What does oxytocin do which results in uterus contraction? (x3)

A

Promotes rhythmic contraction. Increased cyclooxygenase production which increases prostaglandins. Prostaglandins break down collagen that keeps baby in-utero. Dilates cervix.

50
Q

What hormones does oxytocin work with? (x2 + x1)

A

Oestrogen enhances. Progesterone suppresses. (Testosterone suppresses.)

51
Q

When is uterus sensitive to oxytocin?

A

Towards end of pregnancy because of increased oestrogen levels which up-regulates oxytocin receptor synthesis.

52
Q

How is vasopressin controlled? (x2)

A

OSMOLALITY:
If plasma osmolality goes up (increased salt) – osmolality higher in blood than osmoreceptors in the hypothalamus – fluid therefore leaves the osmoreceptors which results in shrinkage – this stimulates neurone to fire and activates vasopressin secretion from neurones at the posterior pituitary.
Vasopressin in the kidney promotes water reabsorption, so plasma osmolality goes down.

BLOOD PRESSURE:
Blood pressure falls – baroreceptors around the body are stimulated by increased BP, so fire rate of receptors goes down – results in inhibitory effect on Vasopressin which results in INCREASED VASOCONSTRICTION, increases the resistance in the cardiovascular system which results in increased BP.

53
Q

Why are there two mechanisms of controlling vasopressin levels?

A

Because vasopressin has two effects.

54
Q

How is oxytocin controlled? Using example of suckling baby.

A

Neuroendocrine reflex arc mechanism (endocrine effect stimulated by an afferent nerve, and efferent nerves INDEPENDENT OF THE BRAIN (hence reflex arc) delivering a response). Babies start suckling. Nerves around nipples stimulates afferent neurones. Stimulates direct (because avoids brain) efferent effect which leads to oxytocin production. Released in the posterior pituitary and acts on myoepithelial cell in breast (REFLEX) = milk ejection.

55
Q

What happens when each neuropophysial hormones is lacking?

A

OXYTOCIN: not a major issue. Can be replaced by other hormones e.g. vasopressin mimics. VASOPRESSION: leads to diabetes insipidus.

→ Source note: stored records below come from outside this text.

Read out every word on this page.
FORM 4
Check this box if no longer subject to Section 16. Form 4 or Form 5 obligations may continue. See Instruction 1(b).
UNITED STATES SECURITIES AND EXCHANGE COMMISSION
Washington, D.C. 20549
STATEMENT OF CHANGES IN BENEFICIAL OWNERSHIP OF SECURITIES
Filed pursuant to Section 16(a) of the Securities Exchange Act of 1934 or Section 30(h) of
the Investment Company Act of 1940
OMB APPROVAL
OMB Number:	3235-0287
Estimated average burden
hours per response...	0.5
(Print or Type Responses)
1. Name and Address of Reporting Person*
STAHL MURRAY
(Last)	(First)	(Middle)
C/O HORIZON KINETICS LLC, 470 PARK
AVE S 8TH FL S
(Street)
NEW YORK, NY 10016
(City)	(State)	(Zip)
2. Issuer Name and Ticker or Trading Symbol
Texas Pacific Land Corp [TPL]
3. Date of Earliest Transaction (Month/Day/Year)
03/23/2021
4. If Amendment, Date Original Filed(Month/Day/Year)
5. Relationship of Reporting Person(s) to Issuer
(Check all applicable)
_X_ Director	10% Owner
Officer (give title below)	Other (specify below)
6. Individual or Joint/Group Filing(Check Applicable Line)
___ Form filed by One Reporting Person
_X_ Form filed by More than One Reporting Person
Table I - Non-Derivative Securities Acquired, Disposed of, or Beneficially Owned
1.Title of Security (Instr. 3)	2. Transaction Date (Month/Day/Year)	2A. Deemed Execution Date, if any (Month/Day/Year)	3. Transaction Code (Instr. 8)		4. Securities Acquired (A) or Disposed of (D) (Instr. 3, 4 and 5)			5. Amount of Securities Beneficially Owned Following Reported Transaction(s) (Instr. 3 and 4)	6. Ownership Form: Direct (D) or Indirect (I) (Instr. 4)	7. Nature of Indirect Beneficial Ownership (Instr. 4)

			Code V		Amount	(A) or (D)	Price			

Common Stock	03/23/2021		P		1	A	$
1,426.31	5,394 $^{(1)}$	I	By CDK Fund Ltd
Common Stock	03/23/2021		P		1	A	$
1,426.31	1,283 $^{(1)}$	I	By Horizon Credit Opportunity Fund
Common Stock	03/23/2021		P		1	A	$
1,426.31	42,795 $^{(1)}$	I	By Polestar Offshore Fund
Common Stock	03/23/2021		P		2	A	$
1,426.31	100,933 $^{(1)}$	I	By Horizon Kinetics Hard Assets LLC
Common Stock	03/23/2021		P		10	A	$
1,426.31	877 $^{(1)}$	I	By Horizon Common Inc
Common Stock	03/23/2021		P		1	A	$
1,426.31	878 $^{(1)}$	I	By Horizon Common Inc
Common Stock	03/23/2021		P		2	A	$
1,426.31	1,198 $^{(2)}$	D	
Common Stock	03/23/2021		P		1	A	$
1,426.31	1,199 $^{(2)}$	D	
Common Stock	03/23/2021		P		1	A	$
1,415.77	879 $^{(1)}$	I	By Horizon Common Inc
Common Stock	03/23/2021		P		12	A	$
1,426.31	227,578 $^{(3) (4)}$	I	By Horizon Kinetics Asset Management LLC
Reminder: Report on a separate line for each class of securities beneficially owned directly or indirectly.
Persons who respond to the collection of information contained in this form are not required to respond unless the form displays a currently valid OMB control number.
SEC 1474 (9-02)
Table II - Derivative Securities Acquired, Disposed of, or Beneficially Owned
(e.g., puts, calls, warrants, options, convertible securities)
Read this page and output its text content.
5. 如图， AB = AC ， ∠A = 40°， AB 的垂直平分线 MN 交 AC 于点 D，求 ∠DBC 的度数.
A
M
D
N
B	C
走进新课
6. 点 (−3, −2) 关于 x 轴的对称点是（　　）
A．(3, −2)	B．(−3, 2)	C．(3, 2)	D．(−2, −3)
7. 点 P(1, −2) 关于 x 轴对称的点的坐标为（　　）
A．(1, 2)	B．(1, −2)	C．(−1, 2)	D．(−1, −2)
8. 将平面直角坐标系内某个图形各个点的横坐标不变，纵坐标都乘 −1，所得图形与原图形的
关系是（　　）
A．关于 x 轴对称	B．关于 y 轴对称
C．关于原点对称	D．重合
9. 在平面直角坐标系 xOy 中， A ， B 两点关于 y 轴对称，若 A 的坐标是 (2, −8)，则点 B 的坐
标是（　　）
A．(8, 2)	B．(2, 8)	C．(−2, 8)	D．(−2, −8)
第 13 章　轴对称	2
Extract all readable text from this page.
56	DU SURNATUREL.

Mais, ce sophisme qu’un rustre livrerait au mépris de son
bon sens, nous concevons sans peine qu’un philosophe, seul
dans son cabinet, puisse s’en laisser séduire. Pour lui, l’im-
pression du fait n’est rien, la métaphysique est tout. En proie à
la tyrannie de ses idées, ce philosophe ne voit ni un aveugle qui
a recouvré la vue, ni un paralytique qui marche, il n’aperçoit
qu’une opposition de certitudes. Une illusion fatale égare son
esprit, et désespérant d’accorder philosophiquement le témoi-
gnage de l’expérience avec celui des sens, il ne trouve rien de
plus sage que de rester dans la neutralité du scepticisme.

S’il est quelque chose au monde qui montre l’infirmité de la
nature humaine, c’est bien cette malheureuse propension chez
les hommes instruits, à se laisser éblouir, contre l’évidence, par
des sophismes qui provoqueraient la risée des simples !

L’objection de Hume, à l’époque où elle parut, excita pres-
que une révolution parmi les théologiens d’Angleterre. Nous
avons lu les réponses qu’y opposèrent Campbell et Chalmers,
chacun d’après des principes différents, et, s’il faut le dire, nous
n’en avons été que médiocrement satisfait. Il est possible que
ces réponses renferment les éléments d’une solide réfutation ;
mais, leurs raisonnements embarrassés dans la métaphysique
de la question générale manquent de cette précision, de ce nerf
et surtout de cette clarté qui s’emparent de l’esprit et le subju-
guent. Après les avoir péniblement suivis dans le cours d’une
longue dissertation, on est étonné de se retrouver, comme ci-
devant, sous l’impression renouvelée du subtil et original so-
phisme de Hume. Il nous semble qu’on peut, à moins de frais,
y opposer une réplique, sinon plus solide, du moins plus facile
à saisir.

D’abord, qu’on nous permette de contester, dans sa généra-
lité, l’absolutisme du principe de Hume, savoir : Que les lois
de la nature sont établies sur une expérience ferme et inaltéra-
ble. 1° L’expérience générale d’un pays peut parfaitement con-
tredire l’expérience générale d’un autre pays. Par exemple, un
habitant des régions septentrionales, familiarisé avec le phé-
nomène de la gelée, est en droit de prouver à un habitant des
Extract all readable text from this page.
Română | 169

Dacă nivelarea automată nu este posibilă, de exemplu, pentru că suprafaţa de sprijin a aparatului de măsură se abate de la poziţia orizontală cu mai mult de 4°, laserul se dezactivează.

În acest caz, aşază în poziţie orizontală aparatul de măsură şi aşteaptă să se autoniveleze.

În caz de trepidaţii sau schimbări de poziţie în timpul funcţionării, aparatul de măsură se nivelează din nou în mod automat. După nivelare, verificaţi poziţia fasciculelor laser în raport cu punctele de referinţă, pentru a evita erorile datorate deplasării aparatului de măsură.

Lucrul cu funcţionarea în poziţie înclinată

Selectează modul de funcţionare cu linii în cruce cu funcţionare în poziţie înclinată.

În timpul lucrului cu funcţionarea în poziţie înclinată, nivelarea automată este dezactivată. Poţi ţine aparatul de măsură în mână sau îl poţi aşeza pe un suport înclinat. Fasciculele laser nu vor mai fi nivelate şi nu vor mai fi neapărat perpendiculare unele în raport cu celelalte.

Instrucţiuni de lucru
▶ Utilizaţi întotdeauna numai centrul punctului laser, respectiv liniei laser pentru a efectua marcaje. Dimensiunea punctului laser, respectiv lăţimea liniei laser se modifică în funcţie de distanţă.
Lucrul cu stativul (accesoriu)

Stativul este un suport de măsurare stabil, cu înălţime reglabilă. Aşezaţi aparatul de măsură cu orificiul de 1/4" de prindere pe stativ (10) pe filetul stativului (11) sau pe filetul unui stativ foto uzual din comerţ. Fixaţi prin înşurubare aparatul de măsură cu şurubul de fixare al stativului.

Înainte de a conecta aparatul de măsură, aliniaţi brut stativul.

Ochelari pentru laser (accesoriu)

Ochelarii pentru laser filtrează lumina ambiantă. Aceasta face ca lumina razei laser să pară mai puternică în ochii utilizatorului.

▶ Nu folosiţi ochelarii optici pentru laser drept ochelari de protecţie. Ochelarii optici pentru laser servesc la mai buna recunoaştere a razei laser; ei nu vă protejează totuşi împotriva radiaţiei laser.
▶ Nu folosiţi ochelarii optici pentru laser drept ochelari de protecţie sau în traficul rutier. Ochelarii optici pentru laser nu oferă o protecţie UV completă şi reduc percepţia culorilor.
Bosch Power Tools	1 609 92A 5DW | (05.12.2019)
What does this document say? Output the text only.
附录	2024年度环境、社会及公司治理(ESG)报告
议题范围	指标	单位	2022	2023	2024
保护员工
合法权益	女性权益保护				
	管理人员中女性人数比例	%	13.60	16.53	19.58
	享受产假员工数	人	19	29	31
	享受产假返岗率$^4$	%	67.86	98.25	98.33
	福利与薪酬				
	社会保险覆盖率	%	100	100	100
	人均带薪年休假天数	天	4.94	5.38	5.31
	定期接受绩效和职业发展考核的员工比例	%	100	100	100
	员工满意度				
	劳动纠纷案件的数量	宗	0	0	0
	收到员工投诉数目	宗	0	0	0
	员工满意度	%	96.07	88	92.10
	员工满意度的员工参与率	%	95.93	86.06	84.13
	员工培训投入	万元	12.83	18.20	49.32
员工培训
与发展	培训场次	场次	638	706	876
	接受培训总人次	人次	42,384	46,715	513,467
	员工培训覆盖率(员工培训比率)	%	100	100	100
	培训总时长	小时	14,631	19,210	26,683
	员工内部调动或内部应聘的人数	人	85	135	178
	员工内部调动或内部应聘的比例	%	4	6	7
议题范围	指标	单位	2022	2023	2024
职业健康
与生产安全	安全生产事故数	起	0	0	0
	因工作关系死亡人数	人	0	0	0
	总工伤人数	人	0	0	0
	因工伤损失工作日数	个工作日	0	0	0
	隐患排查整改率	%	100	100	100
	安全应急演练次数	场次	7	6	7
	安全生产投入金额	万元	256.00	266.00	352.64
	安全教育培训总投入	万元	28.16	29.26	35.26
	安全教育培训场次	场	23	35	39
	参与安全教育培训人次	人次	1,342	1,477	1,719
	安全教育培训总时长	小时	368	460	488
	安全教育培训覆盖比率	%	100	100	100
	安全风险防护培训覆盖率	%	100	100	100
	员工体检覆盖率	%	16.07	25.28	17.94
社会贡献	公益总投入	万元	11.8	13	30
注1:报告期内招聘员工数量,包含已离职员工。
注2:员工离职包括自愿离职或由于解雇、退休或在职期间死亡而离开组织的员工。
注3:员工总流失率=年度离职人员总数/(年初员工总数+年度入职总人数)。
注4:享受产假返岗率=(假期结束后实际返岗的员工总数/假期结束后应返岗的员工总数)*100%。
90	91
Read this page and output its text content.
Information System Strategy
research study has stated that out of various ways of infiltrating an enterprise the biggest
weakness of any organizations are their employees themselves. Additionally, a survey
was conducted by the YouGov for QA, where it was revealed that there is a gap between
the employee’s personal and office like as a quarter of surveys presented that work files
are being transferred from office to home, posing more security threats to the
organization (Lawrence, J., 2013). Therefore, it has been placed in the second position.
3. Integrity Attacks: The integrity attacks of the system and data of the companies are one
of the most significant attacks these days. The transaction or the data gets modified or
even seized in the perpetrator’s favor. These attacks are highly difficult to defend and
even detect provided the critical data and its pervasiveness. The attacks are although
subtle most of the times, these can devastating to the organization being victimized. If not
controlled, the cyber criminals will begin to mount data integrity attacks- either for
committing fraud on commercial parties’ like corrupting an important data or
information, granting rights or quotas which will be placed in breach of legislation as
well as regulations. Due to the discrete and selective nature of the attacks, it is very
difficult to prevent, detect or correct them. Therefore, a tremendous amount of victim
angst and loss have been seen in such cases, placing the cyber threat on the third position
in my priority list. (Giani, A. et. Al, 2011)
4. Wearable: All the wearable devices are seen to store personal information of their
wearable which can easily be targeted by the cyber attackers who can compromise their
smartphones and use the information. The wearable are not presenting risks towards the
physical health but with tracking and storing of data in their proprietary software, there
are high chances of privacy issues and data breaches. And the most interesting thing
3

Not actually diabetes but named this way because has similar symptoms and back in the old days, they couldn’t make the differentiation e.g. drinks lots of water (polydipsia, polyuria and urine very dilute).

56
Q

What happens when too much vasopressin?

A

Syndrome of inappropriate ADH. E.g. this occurs in tumours.

57
Q

What are the two types of diabetes insipidus?

A

Central (or CRANIAL) and NEPHROGENIC.

58
Q

What is cranial diabetes insipidus?

A

When vasopressin is not being produced by the pituitary.

59
Q

What is nephrogenic insipidus?

A

Can produce vasopressin but the kidneys and end organs don’t respond to it very well.

60
Q

What is cause of central diabetes insipidus? (x3)

A

Some tumours. Head trauma. Auto-immune destruction of the neurones.

61
Q

What is the cause of nephrogenic diabetes insipidus? (x1)

A

Drug induced which reduces kidney sensitivity.

62
Q

How can you differentiate between cranial and nephrogenic diabetes insipidus clinically?

A

Patient can be given ADH (Vasopressin) exogenously. If patient responds to this, patient has cranial diabetes insipidus. If patient doesn’t respond, there’s a problem with the kidney recognising it, and the patient has nephrogenic diabetes insipidus (HARDER TO TREAT because cranial can be treated by ADH administration).

63
Q

What happens with diabetes insipidus and why do you get the symptoms?

A

AS NORMAL: Dehydrated – plasma osmolality goes up, more vasopressin produced. BUT, kidneys do not respond or brain does not secrete/produce it. Means there’s no endocrine response and no water reabsorption. So, can be very dangerous. Increased osmolality also stimulates thirst, hence thirst symptoms – but means getting up in the night.

64
Q

What may be the endocrinological causes of short stature? (x6)

A

Growth Hormone deficiency Growth Hormone receptor recognition Lack of thyroid hormone Testosterone (but need to consider age) Excess steroid production (Cushing’s Syndrome) Vitamin D deficiency.

65
Q

Do hormones have only one specific receptor?

A

Not in all cases. Some have many specific receptors – this allows them to have wide ranging effects.